L’Etat espagnol fait face à une évolution démographique certainement semblable à la japonaise. Nous en sommes en tête des pays du monde en termes d’espérance de vie (85 ans dans le cas des femmes et très légèrement au-dessous de 80 dans celui des hommes), en même temps que nous enregistrons un taux de natalité inférieur à 1,5 enfant par femme. Des études très récentes sur la structure de la population de l’Etat espagnol sont assez probantes : nous devrons faire face à une population fortement vieillie au cours des prochaines années. Mais, si la situation démographique est parallèle à celle du Japon, il n’en va pas de même de la situation économique et sociale.
            L’Espagne compte un taux de chômage élevé, spécialement parmi les jeunes, le Japon, non, seulement 3,5%. Un taux de chômage qui ajoute une tension additionnelle au défi de l’évolution démographique, axe central autour duquel tournent toutes les propositions de privatisation des pensions en suivant le mantra de “si il y a moins de contributeurs et plus de bénéficiaires du système public de pensions, le système public  ne peut y faire face et se trouve condamné à la disparition et/ou au misérabilisme ». C’est la ligne idéologique et explicative que le capitalisme globalisateur (Impérialisme) et ses instruments: FMI, Banque Mondiale, OCDE, etc., la UE, et bien entendu notre bourgeoisie près de ses sous et de toutes les couleurs politiques (nationalistes inclus), utilisent pour justifier la nécessité de privatiser les pensions publiques et de développer les privées.
            Tout le monde sait qu’en termes d’économie capitaliste, le Japon est plus  productif que l’Etat Espagnol, et que pourtant les propositions concernant la retraite faites par les porte-parole de la patronale vont dans le sens de la retraite japonaise. C’est pourquoi ce qui se passe au Japon s’appliquera socialement en Espagne avec un résultat réellement dramatique si nous ne faisons rien pour l’éviter.
          
            Le véhicule mondial de la proposition japonaise est l’OCDE, instrument idéal et “neutre”, c’est à dire, technique, en rien idéologique, comme le capitalisme se plait à le dire. Mais c’est un mensonge, les propositions de l’OCDE sont amies de l’austérité, anti ouvrières et antipopulaires, et il faut dire clairement que les propositions de cet organisme sont profondément idéologiques: “Ce que propose l’OCDE c’est de baisser  les pensions et que les retraités travaillent”. C’est une proposition criminelle.
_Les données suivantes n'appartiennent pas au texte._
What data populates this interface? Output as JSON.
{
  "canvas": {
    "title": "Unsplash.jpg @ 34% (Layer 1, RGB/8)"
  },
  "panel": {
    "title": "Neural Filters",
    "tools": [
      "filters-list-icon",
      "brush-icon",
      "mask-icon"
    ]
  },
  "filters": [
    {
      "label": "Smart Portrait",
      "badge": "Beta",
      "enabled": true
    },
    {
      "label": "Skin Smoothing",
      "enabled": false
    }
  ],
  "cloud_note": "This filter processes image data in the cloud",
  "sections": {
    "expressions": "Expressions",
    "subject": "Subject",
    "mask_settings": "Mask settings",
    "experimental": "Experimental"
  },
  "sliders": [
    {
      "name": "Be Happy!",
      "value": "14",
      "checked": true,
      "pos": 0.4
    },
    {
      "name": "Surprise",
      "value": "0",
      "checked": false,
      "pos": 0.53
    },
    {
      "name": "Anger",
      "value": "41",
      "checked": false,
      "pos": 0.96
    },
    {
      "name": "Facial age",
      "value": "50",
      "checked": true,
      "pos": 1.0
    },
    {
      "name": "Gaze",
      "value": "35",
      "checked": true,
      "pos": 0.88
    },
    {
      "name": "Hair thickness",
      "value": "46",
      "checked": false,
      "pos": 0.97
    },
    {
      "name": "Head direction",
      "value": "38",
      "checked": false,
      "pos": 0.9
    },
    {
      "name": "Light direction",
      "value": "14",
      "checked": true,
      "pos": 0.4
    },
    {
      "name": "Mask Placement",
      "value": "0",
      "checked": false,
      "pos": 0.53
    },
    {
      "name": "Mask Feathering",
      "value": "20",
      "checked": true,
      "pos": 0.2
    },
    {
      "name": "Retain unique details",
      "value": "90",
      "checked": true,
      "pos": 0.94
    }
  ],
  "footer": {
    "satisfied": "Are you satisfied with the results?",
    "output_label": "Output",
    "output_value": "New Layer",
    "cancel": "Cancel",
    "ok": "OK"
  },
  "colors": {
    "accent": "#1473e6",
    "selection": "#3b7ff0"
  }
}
Les approches de l’OCDE manquent de tout fondement scientifique ou  humain, seul les soutient un fondement idéologique, capitaliste, antihumain et exploiteur. Sans aucun doute, des mesures de ce type auraient des effets très négatifs sur les dépenses pour la santé et la dépendance, en plus de comporter un composant d’injustice. Le problème d’élever l’âge de la retraite est qu’en fin de compte, les gens disposant de moins de revenus financent les pensions de ceux qui ont des revenus et une espérance de vie plus élevés. Selon l’Organisation Mondiale de la Santé chaque fois “nous vivons davantage d’années, mais dans de pires conditions”, c’est pour ça que l’Esperance de Vie en Bonne Santé, qui mesure le temps pendant lequel une personne vit sans maladies qui la diminuent, est en train de régresser.
            C’est pour tout ça que la Centrale Syndicale Unitaire des Pensionnés et Retraités (CSUPJ,) invite toutes les organisations de classe à ce qu’elles rejettent avec force et par la lutte toutes ces propositions qui ont pour objectif, direct ou indirect, l’augmentation de l’âge de la retraite, en dénonçant et en se confrontant à toutes ces organisations, tant politiques que syndicales, qui acceptent ou proposent des mesures identiques ou semblables.